The bills propose expanding the authority of the state Water Resources Control Board.
Senior water rights date back to before 1914, when there was no permitting or state water authority yet.
For years, advocacy groups have decried the water rights system and demanded changes. Some of those changes could become reality if legislators and the governor approve the current bills.
- AB 460 (Bauer-Kahan): Would streamline the Water Board’s power to halt illegal diversions of water and would raise the penalties from $500 per day to up to $10,000 per day and $2,500 per acre foot diverted. The bill passed the state Assembly on May 30 and is on its way to the state Senate.
- AB 1337 (Wicks): Would give the Water Board the ability to curtail any water user regardless of water rights. The bill passed the state Assembly on May 30 and is on its way to the state Senate.
- SB 389 (Allen): Would give the Water Board the ability to investigate and confirm pre-1914 senior water rights.

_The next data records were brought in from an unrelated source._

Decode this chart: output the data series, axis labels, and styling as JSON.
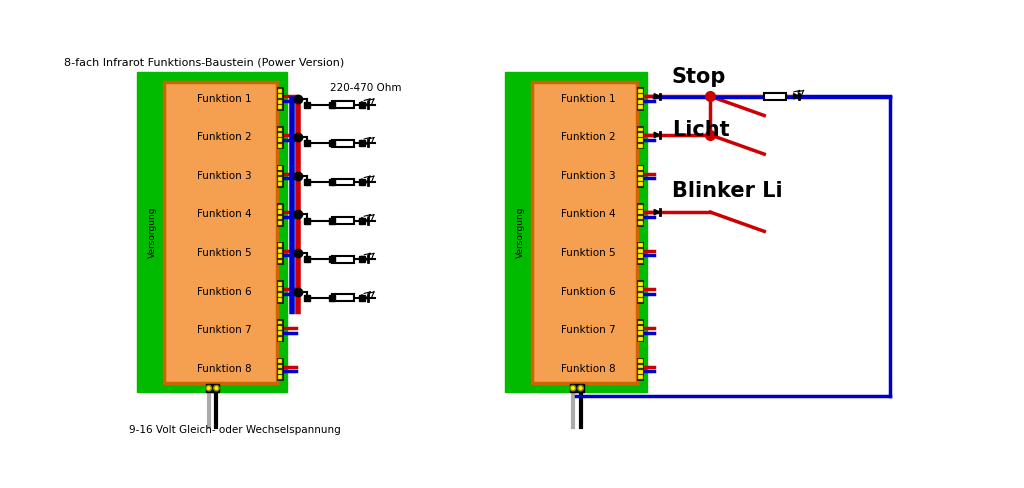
{
  "title": "8-fach Infrarot Funktions-Baustein (Power Version)",
  "bottom_text": "9-16 Volt Gleich- oder Wechselspannung",
  "funktion_labels": [
    "Funktion 1",
    "Funktion 2",
    "Funktion 3",
    "Funktion 4",
    "Funktion 5",
    "Funktion 6",
    "Funktion 7",
    "Funktion 8"
  ],
  "versorgung_label": "Versorgung",
  "stop_label": "Stop",
  "licht_label": "Licht",
  "blinker_label": "Blinker Li",
  "ohm_label": "220-470 Ohm",
  "bg_color": "#ffffff",
  "green_bg": "#00bb00",
  "orange_fill": "#f5a050",
  "orange_border": "#cc6600",
  "red_wire": "#cc0000",
  "blue_wire": "#0000cc",
  "black_color": "#000000",
  "yellow_conn": "#ffee00",
  "dark_connector": "#111111"
}
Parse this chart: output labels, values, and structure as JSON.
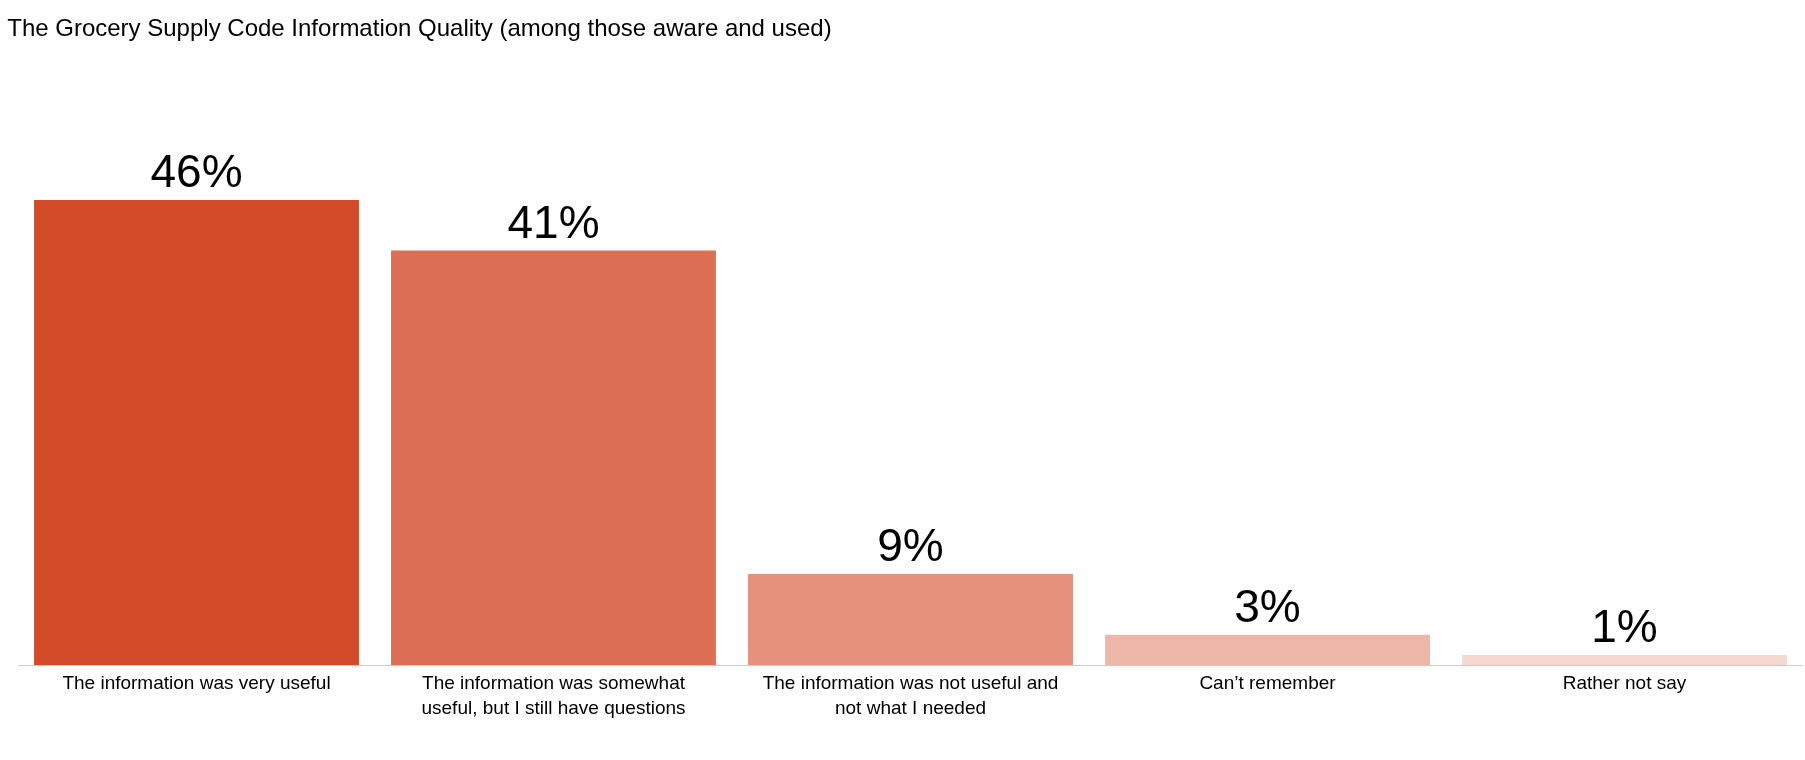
{
  "chart_data": {
    "type": "bar",
    "title": "The Grocery Supply Code Information Quality (among those aware and used)",
    "categories": [
      "The information was very useful",
      "The information was somewhat useful, but I still have questions",
      "The information was not useful and not what I needed",
      "Can’t remember",
      "Rather not say"
    ],
    "values": [
      46,
      41,
      9,
      3,
      1
    ],
    "colors": [
      "#d14b29",
      "#dd6f55",
      "#e5917b",
      "#eeb8a8",
      "#f5d9d1"
    ],
    "value_labels": [
      "46%",
      "41%",
      "9%",
      "3%",
      "1%"
    ],
    "legend": false
  }
}
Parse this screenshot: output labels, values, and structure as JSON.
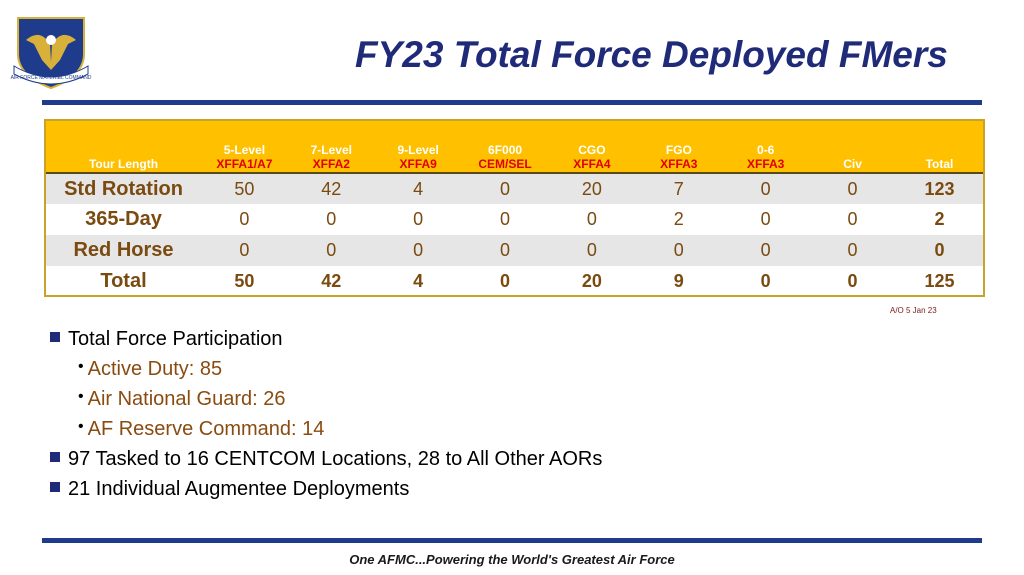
{
  "slide": {
    "title": "FY23 Total Force Deployed FMers",
    "logo_text": "AIR FORCE MATERIEL COMMAND"
  },
  "table": {
    "headers": [
      {
        "line1": "",
        "line2": "Tour Length"
      },
      {
        "line1": "5-Level",
        "line2": "XFFA1/A7"
      },
      {
        "line1": "7-Level",
        "line2": "XFFA2"
      },
      {
        "line1": "9-Level",
        "line2": "XFFA9"
      },
      {
        "line1": "6F000",
        "line2": "CEM/SEL"
      },
      {
        "line1": "CGO",
        "line2": "XFFA4"
      },
      {
        "line1": "FGO",
        "line2": "XFFA3"
      },
      {
        "line1": "0-6",
        "line2": "XFFA3"
      },
      {
        "line1": "",
        "line2": "Civ"
      },
      {
        "line1": "",
        "line2": "Total"
      }
    ],
    "rows": [
      {
        "label": "Std Rotation",
        "values": [
          "50",
          "42",
          "4",
          "0",
          "20",
          "7",
          "0",
          "0",
          "123"
        ]
      },
      {
        "label": "365-Day",
        "values": [
          "0",
          "0",
          "0",
          "0",
          "0",
          "2",
          "0",
          "0",
          "2"
        ]
      },
      {
        "label": "Red Horse",
        "values": [
          "0",
          "0",
          "0",
          "0",
          "0",
          "0",
          "0",
          "0",
          "0"
        ]
      },
      {
        "label": "Total",
        "values": [
          "50",
          "42",
          "4",
          "0",
          "20",
          "9",
          "0",
          "0",
          "125"
        ]
      }
    ],
    "as_of": "A/O  5 Jan 23"
  },
  "bullets": {
    "participation": "Total Force Participation",
    "active_duty": "Active Duty: 85",
    "guard": "Air National Guard: 26",
    "reserve": "AF Reserve Command: 14",
    "tasked": "97 Tasked to 16 CENTCOM Locations, 28 to All Other AORs",
    "augmentee": "21 Individual Augmentee Deployments"
  },
  "footer": "One AFMC...Powering the World's Greatest Air Force",
  "colors": {
    "title": "#1f2a78",
    "rule": "#1f3c8c",
    "header_bg": "#ffc000",
    "header_code": "#e00000",
    "cell_text": "#7a4a10",
    "sub_bullet_text": "#8a4b10"
  }
}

The bill passed the state Senate on May 30 and is on its way to the state Assembly.
The bills are necessary to make the water rights system more equitable, said Amanda Fencl, western states senior climate scientist for the nonprofit Union of Concerned Scientists. Union of Concerned Scientists isn’t an official sponsor of the bills but has been a vocal supporter.

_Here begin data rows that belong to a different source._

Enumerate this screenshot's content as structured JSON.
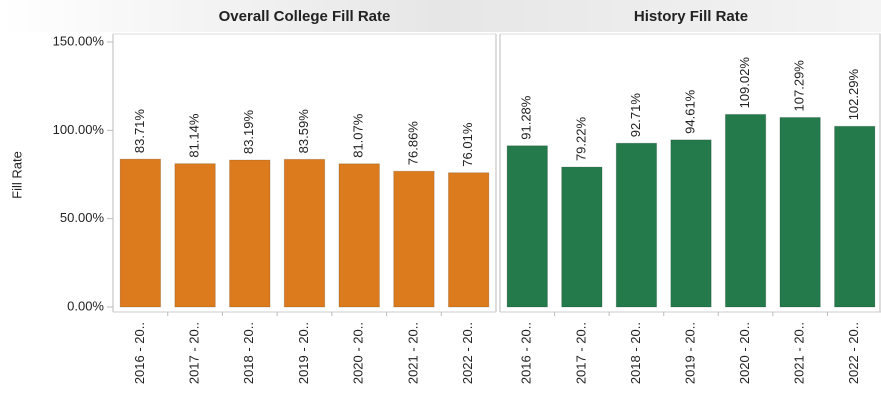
{
  "chart_data": [
    {
      "type": "bar",
      "title": "Overall College Fill Rate",
      "y_label": "Fill Rate",
      "categories": [
        "2016 - 20..",
        "2017 - 20..",
        "2018 - 20..",
        "2019 - 20..",
        "2020 - 20..",
        "2021 - 20..",
        "2022 - 20.."
      ],
      "values": [
        83.71,
        81.14,
        83.19,
        83.59,
        81.07,
        76.86,
        76.01
      ],
      "value_labels": [
        "83.71%",
        "81.14%",
        "83.19%",
        "83.59%",
        "81.07%",
        "76.86%",
        "76.01%"
      ],
      "color": "#dc7b1d",
      "ylim": [
        0,
        150
      ],
      "yticks": [
        {
          "value": 0,
          "label": "0.00%"
        },
        {
          "value": 50,
          "label": "50.00%"
        },
        {
          "value": 100,
          "label": "100.00%"
        },
        {
          "value": 150,
          "label": "150.00%"
        }
      ]
    },
    {
      "type": "bar",
      "title": "History Fill Rate",
      "categories": [
        "2016 - 20..",
        "2017 - 20..",
        "2018 - 20..",
        "2019 - 20..",
        "2020 - 20..",
        "2021 - 20..",
        "2022 - 20.."
      ],
      "values": [
        91.28,
        79.22,
        92.71,
        94.61,
        109.02,
        107.29,
        102.29
      ],
      "value_labels": [
        "91.28%",
        "79.22%",
        "92.71%",
        "94.61%",
        "109.02%",
        "107.29%",
        "102.29%"
      ],
      "color": "#247a4b",
      "ylim": [
        0,
        150
      ]
    }
  ]
}
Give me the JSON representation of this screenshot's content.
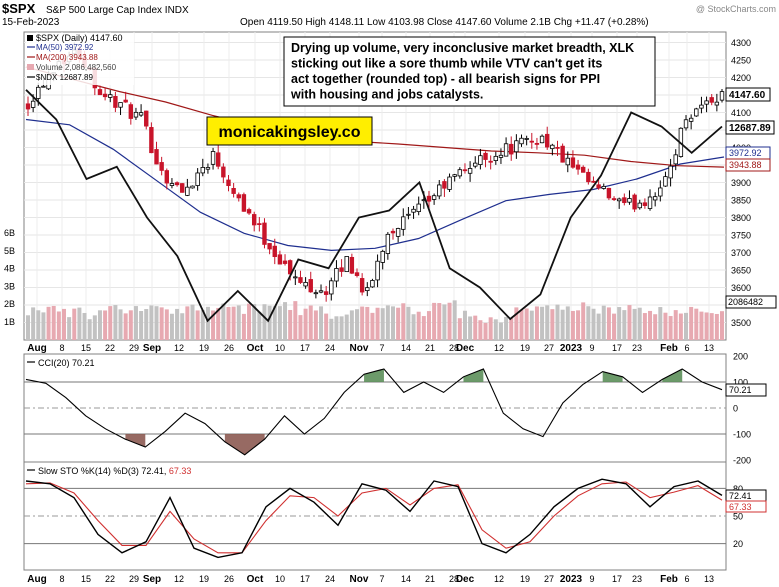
{
  "header": {
    "ticker": "$SPX",
    "name": "S&P 500 Large Cap Index",
    "exchange": "INDX",
    "date": "15-Feb-2023",
    "quote": "Open 4119.50  High 4148.11  Low 4103.98  Close 4147.60  Volume 2.1B  Chg +11.47 (+0.28%)",
    "watermark": "@ StockCharts.com"
  },
  "legend": {
    "ticker_line": "$SPX (Daily) 4147.60",
    "ma50": "MA(50) 3972.92",
    "ma200": "MA(200) 3943.88",
    "volume": "Volume 2,086,482,560",
    "ndx": "$NDX 12687.89"
  },
  "annotation": "Drying up volume, very inconclusive market breadth, XLK sticking out like a sore thumb while VTV can't get its act together (rounded top) - all bearish signs for PPI with housing and jobs catalysts.",
  "brand": "monicakingsley.co",
  "price_tags": {
    "close": "4147.60",
    "ndx": "12687.89",
    "ma50": "3972.92",
    "ma200": "3943.88",
    "volume": "2086482"
  },
  "cci_panel": {
    "label": "CCI(20) 70.21",
    "value_tag": "70.21"
  },
  "sto_panel": {
    "label_prefix": "Slow STO %K(14) %D(3) 72.41,",
    "label_d": "67.33",
    "k_tag": "72.41",
    "d_tag": "67.33"
  },
  "colors": {
    "up": "#000000",
    "down": "#c8142a",
    "ma50": "#1f2f8f",
    "ma200": "#a01818",
    "ndx": "#111111",
    "vol_up": "#c2c2c2",
    "vol_down": "#e7a9b1",
    "cci_fill_pos": "#5c8f5a",
    "cci_fill_neg": "#8c5a52",
    "sto_k": "#000000",
    "sto_d": "#d03030",
    "brand_bg": "#ffee00"
  },
  "chart_data": {
    "type": "candlestick",
    "series": [
      {
        "name": "$SPX",
        "values": "daily OHLC candles, Aug 2022 - 15 Feb 2023; last close 4147.60"
      },
      {
        "name": "MA(50)",
        "values": [
          4080,
          4065,
          3995,
          3905,
          3815,
          3755,
          3720,
          3706,
          3712,
          3740,
          3795,
          3848,
          3866,
          3880,
          3910,
          3953,
          3972.92
        ]
      },
      {
        "name": "MA(200)",
        "values": [
          4230,
          4195,
          4160,
          4130,
          4092,
          4060,
          4040,
          4018,
          4010,
          4000,
          3990,
          3985,
          3978,
          3960,
          3948,
          3943.88
        ]
      },
      {
        "name": "$NDX",
        "values": [
          4165,
          4080,
          3910,
          3945,
          3800,
          3690,
          3505,
          3590,
          3505,
          3680,
          3655,
          3800,
          3820,
          3900,
          3655,
          3600,
          3510,
          3580,
          3800,
          3920,
          4100,
          4060,
          3985,
          4060
        ]
      },
      {
        "name": "Volume",
        "values": [
          2.3,
          2.1,
          2.0,
          2.3,
          2.4,
          2.2,
          2.5,
          2.7,
          2.4,
          2.6,
          2.3,
          2.0,
          2.4,
          2.5,
          2.2,
          2.8,
          1.9,
          1.5,
          2.2,
          2.4,
          2.6,
          2.3,
          2.3,
          2.2,
          2.4,
          2.1
        ]
      }
    ],
    "x_tick_labels": [
      "Aug",
      "8",
      "15",
      "22",
      "29",
      "Sep",
      "12",
      "19",
      "26",
      "Oct",
      "10",
      "17",
      "24",
      "Nov",
      "7",
      "14",
      "21",
      "28",
      "Dec",
      "12",
      "19",
      "27",
      "2023",
      "9",
      "17",
      "23",
      "Feb",
      "6",
      "13"
    ],
    "price_axis": {
      "ylim": [
        3450,
        4330
      ],
      "ticks": [
        3500,
        3550,
        3600,
        3650,
        3700,
        3750,
        3800,
        3850,
        3900,
        3950,
        4000,
        4050,
        4100,
        4150,
        4200,
        4250,
        4300
      ]
    },
    "volume_axis": {
      "ticks": [
        "1B",
        "2B",
        "3B",
        "4B",
        "5B",
        "6B"
      ]
    },
    "cci": {
      "label": "CCI(20)",
      "last": 70.21,
      "ticks": [
        200,
        100,
        0,
        -100,
        -200
      ],
      "values": [
        110,
        95,
        40,
        -30,
        -80,
        -120,
        -150,
        -90,
        -20,
        -60,
        -130,
        -180,
        -120,
        -30,
        -100,
        -40,
        60,
        130,
        150,
        60,
        100,
        60,
        120,
        150,
        -20,
        -80,
        -110,
        20,
        90,
        140,
        120,
        60,
        110,
        150,
        100,
        70.21
      ]
    },
    "slow_sto": {
      "label": "Slow STO %K(14) %D(3)",
      "k_last": 72.41,
      "d_last": 67.33,
      "ticks": [
        80,
        50,
        20
      ],
      "k": [
        88,
        85,
        70,
        30,
        10,
        22,
        70,
        15,
        5,
        10,
        60,
        80,
        65,
        40,
        85,
        78,
        55,
        88,
        82,
        20,
        10,
        30,
        60,
        80,
        90,
        85,
        60,
        82,
        88,
        72.41
      ],
      "d": [
        85,
        86,
        75,
        45,
        18,
        18,
        55,
        25,
        10,
        10,
        45,
        72,
        70,
        50,
        75,
        80,
        62,
        80,
        84,
        35,
        15,
        22,
        50,
        72,
        85,
        87,
        70,
        76,
        83,
        67.33
      ]
    }
  }
}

“Anybody that got a water right before 1914 probably looked a certain way and was able to own land, was able to vote, was able to do all these things based on the history of the time,” said Fencl. “They’ve now inherited that privilege of having these water rights based on the racist and inequitable system from back then, and you fast forward more than 100 years and that sort of privilege carries forward into the way that they’re able to use water now.”
The new legislation would give the state the authority to regulate all water users equally, she added.

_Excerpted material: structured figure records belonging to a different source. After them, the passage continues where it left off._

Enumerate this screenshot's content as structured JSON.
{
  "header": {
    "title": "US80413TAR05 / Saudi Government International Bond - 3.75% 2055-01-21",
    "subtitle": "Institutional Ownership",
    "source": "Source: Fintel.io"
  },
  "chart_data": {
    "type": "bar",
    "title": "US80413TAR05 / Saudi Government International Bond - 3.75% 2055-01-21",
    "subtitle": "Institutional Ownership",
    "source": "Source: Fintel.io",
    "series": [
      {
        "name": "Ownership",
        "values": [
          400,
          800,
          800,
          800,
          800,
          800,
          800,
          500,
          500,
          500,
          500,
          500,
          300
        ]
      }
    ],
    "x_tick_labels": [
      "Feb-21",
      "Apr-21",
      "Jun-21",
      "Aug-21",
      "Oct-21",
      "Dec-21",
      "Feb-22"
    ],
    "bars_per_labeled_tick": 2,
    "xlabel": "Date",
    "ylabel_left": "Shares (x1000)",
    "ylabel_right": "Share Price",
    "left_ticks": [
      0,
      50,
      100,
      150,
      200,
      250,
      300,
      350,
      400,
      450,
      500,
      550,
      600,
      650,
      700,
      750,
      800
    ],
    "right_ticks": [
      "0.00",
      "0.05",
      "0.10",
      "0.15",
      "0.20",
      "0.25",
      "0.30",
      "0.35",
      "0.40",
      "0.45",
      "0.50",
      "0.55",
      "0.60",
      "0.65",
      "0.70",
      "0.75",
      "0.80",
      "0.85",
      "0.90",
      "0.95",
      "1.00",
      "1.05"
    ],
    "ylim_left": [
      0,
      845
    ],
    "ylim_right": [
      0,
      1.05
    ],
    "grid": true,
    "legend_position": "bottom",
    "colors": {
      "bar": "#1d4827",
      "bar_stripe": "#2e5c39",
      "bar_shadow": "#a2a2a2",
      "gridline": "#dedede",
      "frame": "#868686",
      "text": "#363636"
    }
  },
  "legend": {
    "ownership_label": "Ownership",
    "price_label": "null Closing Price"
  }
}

For example, it has been a hotly contested issue whether the state can cut diversions taken by senior water rights holders during times of drought. Senior rights holders won a lawsuit against the state for curtailing their rights during the 2012-2016 drought.
AB 1337 would directly address this issue and enable the board to curtail any water user.
But some growers, water agencies and others in agriculture say these bills go about changing the system in the wrong way. Critics say the bills are overly broad and give too much authority to the Water Board, which is made up of appointees not elected officials.
“The idea of modernizing the system a bit or making some ability to have more enforcement is probably something that most folks can get behind,” said Cannon Michael, president of Bowles Farming Company and a senior water rights holder.
While the intention of the legislation isn’t bad, it’s probably not the right vehicle to get things done in a constructive way, said Michael.
Michael said there has been some resistance to including senior water rights holders in the lawmaking process. He thinks more inclusion would make for a collaborative and cohesive solution.
“How we can undo how California was put together is kind of beyond my ability to figure that out at this point,” said Michael. “Redoing things and kind of blowing systems up is when you put everybody in their corners and you’re just gonna have protracted litigation and then nothing’s gonna get done.”
“Of course they don’t want it to change if the status quo lets them do what they need to do,” said Fencl of the opposing agencies. “This system is not working for everybody but the water in the state is supposed to be for everybody.”
Senator Ben Allen (D-Santa Monica) said when it comes to his bill (SB 389), those with legitimate senior water rights shouldn’t be concerned.
“They have nothing to fear. Rather, this bill, we’re just asking them to do what everyone else is required to do, not just here in the state of California, but all over the country, is to have some basic proof of their right,” said Allen. “As long as they’re able to come up with something credible that meets the smell test, they have nothing to worry about.”
Allen said he’s open to more conversations with the opposition about how to keep the water board in check.
“I certainly don’t want the Water Board running amok,” said Allen. “I want there to be strictures and constraints.”